Enhance your autumnal excursion by appreciating the romance of nature at these destinations that provide wonderful settings for leaf-peeping
View the spectacular Canyon Sainte-Anne from the highest suspension bridge in Québec, at 60 meters above the gorge. A memorable sight in fall!
Head to Montréal and Québec cities – bustling metropolises with a perfect blend of poise, playfulness and history. The towns and villages here have English names, but everything else is French: language, lodging and food. In autumn, millions of maples turn red and gold. Treat your eyes to scenic landscapes by hiking the Parc national de la Jacques Cartier, go bird watching at Cap Tourmente National Wildlife Area or Marais du Nord, kayak or canoe at Vallée Bras-du-Nord valley or get your fill of fresh air at one of the urban parks. Another highlight the “Magic of Lanterns” event at The Montreal Botanical Garden. Hundreds of hand-painted Chinese lanterns, floating on ponds and hanging from trees beneath starry skies offer a stunning eye candy on a bracing autumn evening.
The garden at Eikando Temple is ablaze with colour and lit up at night each November. Indulge in delicacies as Matcha green tea and yudofu (regional tofu delicacy) served here.
Colourful autumn leaves, known as “koyo” in Japanese, draw just as many visitors in autumn as the short-lived Hanami cherry blossom festival does during spring. It’s tough to express in words how beautiful Japan looks during fall. From mid-September until the beginning of November, Japan’s deciduous trees begin to change colour, painting mountains, parks and forests in the sunset palette of reds, browns, oranges, golds and yellows. It all lasts until early December. Steeped in culture and history, Kyoto is a city that has its temples, shrines, and gardens showcasing finest fall foliage. Tōfuku-ji, Kiyomizu-dera, Yoshimine-dera, and Eikan-dō are a must visit. With its vast park awash with colour, the ancient capital of Nara, a short train ride from Kyoto, is another viewing spot.
Dotted with diverse flora and fauna, the Jiuzhaigou Valley is a UNESCO World Heritage Site in Sichuan that draws a captivating picture with dramatic red-orange leaves and prayer flags of Tibetan villages that reflect in emerald-tinged lakes.

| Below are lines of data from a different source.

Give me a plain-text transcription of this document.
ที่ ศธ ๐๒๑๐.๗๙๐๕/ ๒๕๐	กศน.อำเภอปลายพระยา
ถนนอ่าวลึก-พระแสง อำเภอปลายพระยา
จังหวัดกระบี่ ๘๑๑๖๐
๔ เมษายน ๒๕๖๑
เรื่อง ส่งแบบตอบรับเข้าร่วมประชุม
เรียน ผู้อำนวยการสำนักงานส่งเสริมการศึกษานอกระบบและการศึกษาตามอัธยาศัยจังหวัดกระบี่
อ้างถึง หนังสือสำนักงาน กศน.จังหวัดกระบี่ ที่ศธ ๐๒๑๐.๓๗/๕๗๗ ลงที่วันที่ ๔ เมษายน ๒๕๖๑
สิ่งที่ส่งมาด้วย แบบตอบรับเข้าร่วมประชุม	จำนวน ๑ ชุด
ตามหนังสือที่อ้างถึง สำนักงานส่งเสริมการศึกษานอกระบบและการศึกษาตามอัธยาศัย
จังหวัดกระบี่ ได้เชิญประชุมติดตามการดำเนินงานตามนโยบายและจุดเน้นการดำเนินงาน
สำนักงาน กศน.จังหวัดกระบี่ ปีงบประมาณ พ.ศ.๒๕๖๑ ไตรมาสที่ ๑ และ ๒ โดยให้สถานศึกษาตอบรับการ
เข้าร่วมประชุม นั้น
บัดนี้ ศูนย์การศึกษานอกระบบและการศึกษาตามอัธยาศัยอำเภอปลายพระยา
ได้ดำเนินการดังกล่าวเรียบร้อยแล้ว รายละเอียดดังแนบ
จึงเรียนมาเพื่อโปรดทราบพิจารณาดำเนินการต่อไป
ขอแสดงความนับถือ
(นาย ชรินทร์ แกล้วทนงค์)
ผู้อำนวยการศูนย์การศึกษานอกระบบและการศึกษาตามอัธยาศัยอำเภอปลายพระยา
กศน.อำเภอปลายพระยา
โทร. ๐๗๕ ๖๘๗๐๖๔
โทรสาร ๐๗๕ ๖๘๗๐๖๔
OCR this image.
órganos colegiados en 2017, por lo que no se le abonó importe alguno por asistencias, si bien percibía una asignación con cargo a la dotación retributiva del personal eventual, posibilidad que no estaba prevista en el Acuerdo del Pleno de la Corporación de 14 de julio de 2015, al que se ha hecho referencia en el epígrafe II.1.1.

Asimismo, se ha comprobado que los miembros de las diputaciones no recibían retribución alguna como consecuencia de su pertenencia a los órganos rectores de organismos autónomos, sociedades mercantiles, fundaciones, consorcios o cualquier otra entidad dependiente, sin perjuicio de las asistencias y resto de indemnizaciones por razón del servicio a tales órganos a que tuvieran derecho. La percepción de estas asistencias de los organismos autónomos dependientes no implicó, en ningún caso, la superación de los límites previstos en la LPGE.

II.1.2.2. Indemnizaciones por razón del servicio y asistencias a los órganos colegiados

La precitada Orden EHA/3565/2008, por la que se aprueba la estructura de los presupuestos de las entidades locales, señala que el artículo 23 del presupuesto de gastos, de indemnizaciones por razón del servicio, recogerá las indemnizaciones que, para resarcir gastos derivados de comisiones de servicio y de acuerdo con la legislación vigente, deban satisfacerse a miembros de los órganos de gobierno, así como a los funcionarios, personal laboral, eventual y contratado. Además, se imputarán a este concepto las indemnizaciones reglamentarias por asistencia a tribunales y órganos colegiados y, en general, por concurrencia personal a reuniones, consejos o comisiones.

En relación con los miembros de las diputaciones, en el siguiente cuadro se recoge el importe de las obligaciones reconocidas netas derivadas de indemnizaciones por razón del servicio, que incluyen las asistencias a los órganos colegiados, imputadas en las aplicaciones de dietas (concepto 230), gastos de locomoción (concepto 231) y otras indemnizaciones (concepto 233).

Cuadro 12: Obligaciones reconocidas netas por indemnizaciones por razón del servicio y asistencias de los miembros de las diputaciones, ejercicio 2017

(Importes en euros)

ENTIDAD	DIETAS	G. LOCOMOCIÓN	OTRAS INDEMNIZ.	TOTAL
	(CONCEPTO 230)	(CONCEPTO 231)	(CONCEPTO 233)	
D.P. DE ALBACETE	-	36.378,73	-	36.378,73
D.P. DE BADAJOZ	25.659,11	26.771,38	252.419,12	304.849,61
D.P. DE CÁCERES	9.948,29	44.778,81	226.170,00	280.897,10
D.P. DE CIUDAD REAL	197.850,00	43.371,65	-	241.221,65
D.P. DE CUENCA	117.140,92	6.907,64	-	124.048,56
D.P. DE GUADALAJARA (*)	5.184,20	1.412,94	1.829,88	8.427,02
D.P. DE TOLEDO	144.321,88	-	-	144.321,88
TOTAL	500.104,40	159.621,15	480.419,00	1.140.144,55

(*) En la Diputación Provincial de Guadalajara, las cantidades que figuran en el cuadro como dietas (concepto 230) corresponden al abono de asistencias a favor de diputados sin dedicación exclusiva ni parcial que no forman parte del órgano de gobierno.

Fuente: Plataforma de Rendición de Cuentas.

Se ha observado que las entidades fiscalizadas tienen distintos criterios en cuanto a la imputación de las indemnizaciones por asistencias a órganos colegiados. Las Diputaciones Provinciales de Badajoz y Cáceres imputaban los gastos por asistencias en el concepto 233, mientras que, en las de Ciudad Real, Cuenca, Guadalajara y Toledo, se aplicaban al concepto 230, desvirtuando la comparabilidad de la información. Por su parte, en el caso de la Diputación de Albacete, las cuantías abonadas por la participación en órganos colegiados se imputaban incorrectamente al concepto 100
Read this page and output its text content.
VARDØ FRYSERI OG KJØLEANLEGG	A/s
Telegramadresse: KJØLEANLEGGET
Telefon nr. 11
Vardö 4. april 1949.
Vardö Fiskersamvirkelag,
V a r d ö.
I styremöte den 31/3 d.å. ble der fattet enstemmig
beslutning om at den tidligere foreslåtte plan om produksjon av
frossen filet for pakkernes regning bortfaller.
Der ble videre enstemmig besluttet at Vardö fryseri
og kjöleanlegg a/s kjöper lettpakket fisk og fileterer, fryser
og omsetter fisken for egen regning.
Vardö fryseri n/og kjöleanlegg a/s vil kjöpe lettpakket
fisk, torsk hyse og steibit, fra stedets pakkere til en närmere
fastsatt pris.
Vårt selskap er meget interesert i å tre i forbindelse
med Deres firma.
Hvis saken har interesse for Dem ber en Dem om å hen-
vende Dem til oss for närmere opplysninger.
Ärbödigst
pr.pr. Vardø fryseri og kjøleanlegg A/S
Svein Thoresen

Apart from the flaming foliage, there’s one more reason fall is the best time to visit the Chinese land – the weather is a relaxing combination of dryness and warmth. Trees line the Great Wall of China for much of its 6,400-km length. Some of vegetation comes up above the wall, and you can see a long, continuous line of red and yellow as you walk along the ramparts. Huangshan, or Yellow Mountain is yet another spot that has crowds flocking from Beijing and Shànghai to take pictures of its tree-covered peaks. The renowned fragile-looking clouds give this place a particularly ethereal atmosphere. Head here at sunrise.
If you’re an adventure junkie, there’s so much to keep you busy. Try mountain biking, horseback riding, hiking, fishing in gorgeous deep-blue lakes or simply camp for day at this outdoor wonderland.
The Bishop Creek Canyon offers a remarkable contrast of fall colours. From majestic cottonwood trees in the Owens Valley, to quaking aspens draping the high country, you’ll be delighted by the range of colour at various elevations. Hues of gold mixed with some red begin to show in South Lake and Lake Sabrina in early September and typically reach their peak during the first week of October. Along the Owens Valley floor, the colors appear later, generally from late September through late October (weather permitting). Enjoy warm, sunny days and mild evenings.
Neuschwanstein Castle, a fairy-tale-like structure located in the village of Hohenschwangau in the Bavarian Alps is the perfect backdrop for the sea of orange and red leaves.
Fall in Bavaria is synonymous with one thing: Oktoberfest. But beyond the fest, it’s the moderate temperatures and a gorgeous landscape that stir the ‘wanderlust’. Everything is a bit quieter and relaxed, with traditional Bavarian culture being exposed at its best. Amble along the 360-km Romantic Road that still retains much of its medieval character. It begins in the Franconia wine region — where local wine festivals pepper the autumn calendar — going South through forgotten sections of countryside, connecting walled towns and picturesque villages like Rothenburg ob der Tauber and Dinkelsbühl.